Adaboost aims at combining several weak learners to form a single strong learner. Adaboost concentrates on weak learners, which are often decision trees with only one split and are commonly referred to as decision stumps. The first decision stump in Adaboost contains observations that are weighted equally.

Previous errors are corrected, and any observations that were classified incorrectly are assigned more weight than other observations that had no error in classification. Algorithms from Adaboost are popularly used in regression and classification procedures. An error noticed in previous models is adjusted with weighting until an accurate predictor is made.

2. Gradient Boosting

Gradient boosting, just like any other ensemble machine learning procedure, sequentially adds predictors to the ensemble and follows the sequence in correcting preceding predictors to arrive at an accurate predictor at the end of the procedure. Adaboost corrects its previous errors by tuning the weights for every incorrect observation in every iteration. Still, gradient boosting aims at fitting a new predictor in the residual errors committed by the preceding predictor.

Gradient boosting utilizes the gradient descent to pinpoint the challenges in the learners’ predictions used previously. The previous error is highlighted, and by combining one weak learner to the next learner, the error is reduced significantly over time.

3. XGBoost (Extreme Gradient Boosting)

XGBoostimg implements decision trees with boosted gradient, enhanced performance, and speed. The implementation of gradient boosted machines is relatively slow due to the model training that must follow a sequence. They, therefore, lack scalability due to their slowness.

XGBoost is reliant on the performance of a model and computational speed. It provides various benefits, such as parallelization, distributed computing, cache optimization, and out-of-core computing.

XGBoost provides parallelization in tree building through the use of the CPU cores during training. It also distributes computing when it is training large models using machine clusters. Out-of-core computing is utilized for larger data sets that can’t fit in the conventional memory size. Cache optimization is also utilized for algorithms and data structures to optimize the use of available hardware.

Pros and Cons of Boosting

As an ensemble model, boosting comes with an easy-to-read and interpret algorithm, making its prediction interpretations easy to handle. The prediction capability is efficient through the use of its clone methods, such as bagging or random forest and decision trees. Boosting is a resilient method that curbs over-fitting easily.

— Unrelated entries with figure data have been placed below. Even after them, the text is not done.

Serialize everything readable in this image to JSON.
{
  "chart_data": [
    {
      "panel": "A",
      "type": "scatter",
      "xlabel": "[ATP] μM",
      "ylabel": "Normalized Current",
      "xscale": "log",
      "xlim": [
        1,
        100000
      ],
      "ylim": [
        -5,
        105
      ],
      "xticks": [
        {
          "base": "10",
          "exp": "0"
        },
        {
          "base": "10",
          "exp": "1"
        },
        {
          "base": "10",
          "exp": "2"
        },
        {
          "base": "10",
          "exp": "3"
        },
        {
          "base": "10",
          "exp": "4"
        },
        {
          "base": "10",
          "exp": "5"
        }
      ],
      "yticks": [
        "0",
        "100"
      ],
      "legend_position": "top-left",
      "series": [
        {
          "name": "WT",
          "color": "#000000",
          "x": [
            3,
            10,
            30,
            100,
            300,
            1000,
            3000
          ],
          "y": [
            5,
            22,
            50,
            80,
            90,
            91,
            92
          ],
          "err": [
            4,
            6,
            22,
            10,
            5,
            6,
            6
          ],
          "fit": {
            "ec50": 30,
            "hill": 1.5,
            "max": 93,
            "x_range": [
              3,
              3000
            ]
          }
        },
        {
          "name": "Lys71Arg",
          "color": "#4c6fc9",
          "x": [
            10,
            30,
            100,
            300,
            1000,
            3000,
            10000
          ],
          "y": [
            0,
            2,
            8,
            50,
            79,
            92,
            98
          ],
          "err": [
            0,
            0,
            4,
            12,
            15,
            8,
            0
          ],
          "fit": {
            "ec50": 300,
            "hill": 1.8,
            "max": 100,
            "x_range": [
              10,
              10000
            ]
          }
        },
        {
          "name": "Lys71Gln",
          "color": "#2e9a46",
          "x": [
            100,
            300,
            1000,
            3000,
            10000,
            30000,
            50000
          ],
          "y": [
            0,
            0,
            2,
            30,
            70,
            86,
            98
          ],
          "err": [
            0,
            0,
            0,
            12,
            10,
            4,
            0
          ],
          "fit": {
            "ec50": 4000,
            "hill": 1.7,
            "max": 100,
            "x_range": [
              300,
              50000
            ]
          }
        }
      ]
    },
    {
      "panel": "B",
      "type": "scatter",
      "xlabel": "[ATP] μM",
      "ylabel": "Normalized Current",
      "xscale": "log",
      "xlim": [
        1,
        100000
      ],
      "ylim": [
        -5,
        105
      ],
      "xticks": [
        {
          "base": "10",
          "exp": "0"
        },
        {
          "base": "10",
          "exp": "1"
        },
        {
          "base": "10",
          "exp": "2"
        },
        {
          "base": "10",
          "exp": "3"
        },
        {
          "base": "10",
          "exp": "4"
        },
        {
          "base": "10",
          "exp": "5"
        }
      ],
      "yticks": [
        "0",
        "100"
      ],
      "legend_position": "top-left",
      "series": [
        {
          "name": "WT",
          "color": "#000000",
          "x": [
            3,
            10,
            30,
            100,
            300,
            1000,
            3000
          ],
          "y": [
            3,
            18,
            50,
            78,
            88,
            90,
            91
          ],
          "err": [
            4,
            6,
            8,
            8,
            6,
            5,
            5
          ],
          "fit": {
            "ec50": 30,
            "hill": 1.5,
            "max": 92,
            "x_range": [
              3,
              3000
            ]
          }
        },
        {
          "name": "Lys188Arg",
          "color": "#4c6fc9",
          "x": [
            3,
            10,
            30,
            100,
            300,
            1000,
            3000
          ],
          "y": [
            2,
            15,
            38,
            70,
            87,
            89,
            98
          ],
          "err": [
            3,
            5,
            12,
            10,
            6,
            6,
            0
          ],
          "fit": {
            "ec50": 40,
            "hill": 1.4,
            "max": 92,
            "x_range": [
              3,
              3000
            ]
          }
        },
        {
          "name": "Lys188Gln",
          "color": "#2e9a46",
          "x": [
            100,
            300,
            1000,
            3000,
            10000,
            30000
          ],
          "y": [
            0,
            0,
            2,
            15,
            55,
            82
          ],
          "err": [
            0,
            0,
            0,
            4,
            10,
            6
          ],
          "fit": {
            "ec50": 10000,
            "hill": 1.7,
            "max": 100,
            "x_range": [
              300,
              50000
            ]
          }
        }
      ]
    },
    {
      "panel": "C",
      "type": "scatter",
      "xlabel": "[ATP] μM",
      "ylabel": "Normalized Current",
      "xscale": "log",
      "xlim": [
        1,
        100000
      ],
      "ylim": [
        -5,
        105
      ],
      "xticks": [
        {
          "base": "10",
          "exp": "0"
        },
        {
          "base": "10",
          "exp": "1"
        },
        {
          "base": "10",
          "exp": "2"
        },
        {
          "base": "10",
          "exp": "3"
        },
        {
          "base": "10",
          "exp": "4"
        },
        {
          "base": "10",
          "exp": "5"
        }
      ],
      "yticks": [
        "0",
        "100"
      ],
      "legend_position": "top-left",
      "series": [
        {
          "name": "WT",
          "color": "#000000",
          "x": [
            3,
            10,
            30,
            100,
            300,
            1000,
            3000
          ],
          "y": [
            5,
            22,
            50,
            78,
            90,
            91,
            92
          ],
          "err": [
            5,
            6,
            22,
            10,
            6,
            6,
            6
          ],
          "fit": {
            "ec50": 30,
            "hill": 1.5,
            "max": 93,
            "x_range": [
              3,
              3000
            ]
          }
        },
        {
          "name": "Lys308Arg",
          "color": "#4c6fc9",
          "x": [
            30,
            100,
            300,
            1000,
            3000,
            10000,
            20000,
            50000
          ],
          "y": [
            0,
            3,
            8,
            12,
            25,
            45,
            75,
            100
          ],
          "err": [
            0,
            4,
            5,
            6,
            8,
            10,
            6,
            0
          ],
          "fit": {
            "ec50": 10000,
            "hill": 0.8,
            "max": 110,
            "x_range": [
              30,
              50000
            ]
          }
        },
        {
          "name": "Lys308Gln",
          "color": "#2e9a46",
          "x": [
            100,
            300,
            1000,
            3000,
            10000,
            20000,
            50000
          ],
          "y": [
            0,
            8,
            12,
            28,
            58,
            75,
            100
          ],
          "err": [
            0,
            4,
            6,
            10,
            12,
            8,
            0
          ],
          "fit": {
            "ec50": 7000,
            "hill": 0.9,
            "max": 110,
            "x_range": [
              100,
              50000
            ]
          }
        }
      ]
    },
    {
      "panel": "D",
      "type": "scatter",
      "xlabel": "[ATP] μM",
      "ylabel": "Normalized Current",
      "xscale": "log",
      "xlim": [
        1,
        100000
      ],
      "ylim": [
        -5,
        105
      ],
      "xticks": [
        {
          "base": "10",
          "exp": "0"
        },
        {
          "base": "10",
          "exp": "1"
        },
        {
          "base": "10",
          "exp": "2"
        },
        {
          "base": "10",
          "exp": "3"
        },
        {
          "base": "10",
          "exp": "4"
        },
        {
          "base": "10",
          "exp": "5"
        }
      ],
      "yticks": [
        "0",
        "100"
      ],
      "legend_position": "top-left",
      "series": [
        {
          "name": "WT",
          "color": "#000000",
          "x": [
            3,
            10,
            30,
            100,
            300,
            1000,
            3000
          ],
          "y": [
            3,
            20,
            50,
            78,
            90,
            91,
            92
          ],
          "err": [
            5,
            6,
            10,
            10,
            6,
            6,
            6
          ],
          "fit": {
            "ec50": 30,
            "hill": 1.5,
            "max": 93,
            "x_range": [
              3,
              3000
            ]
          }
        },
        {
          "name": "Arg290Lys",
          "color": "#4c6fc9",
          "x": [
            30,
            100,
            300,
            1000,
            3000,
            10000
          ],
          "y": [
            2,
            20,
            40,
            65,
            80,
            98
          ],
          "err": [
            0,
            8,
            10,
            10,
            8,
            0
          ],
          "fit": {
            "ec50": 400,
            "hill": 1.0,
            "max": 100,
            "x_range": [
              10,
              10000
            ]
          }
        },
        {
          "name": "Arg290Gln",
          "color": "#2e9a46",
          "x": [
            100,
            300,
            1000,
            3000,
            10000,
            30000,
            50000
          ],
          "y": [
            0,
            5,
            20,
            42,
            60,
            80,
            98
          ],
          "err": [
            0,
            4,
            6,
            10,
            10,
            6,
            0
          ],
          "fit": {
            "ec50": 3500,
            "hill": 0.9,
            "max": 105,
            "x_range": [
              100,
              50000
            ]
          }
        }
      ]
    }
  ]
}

One disadvantage of boosting is that it is sensitive to outliers since every classifier is obliged to fix the errors in the predecessors. Thus, the method is too dependent on outliers. Another disadvantage is that the method is almost impossible to scale up. This is because every estimator bases its correctness on the previous predictors, thus making the procedure difficult to streamline.

What are Option Trees?

Option trees are the substitutes for decision trees. They represent ensemble classifiers while deriving a single structure. The difference between option trees and decision trees is that the former includes both option nodes and decision nodes, while the latter includes decision nodes only.

The classification of an instance requires filtering it down through the tree. A decision node is required to choose one of the branches, whereas an option node must take the entire group of branches. This means that, with an option node, one ends up with multiple leaves that would require being combined into one classification to end up with a prediction. Therefore, voting is required in the process, where a majority vote means that the node’s been selected as the prediction for that process.

The above process makes it clear that the option nodes should not come with two options since they will end up losing the vote if they cannot find a definite winner. The other possibility is taking the average of probability estimates from various paths by following approaches such as the Bayesian approach or non-weighted method of averages.

Option trees can also be developed from modifying existing decision tree learners or creating an option node where several splits are correlated. Every decision tree within an allowable tolerance level can be converted into option trees.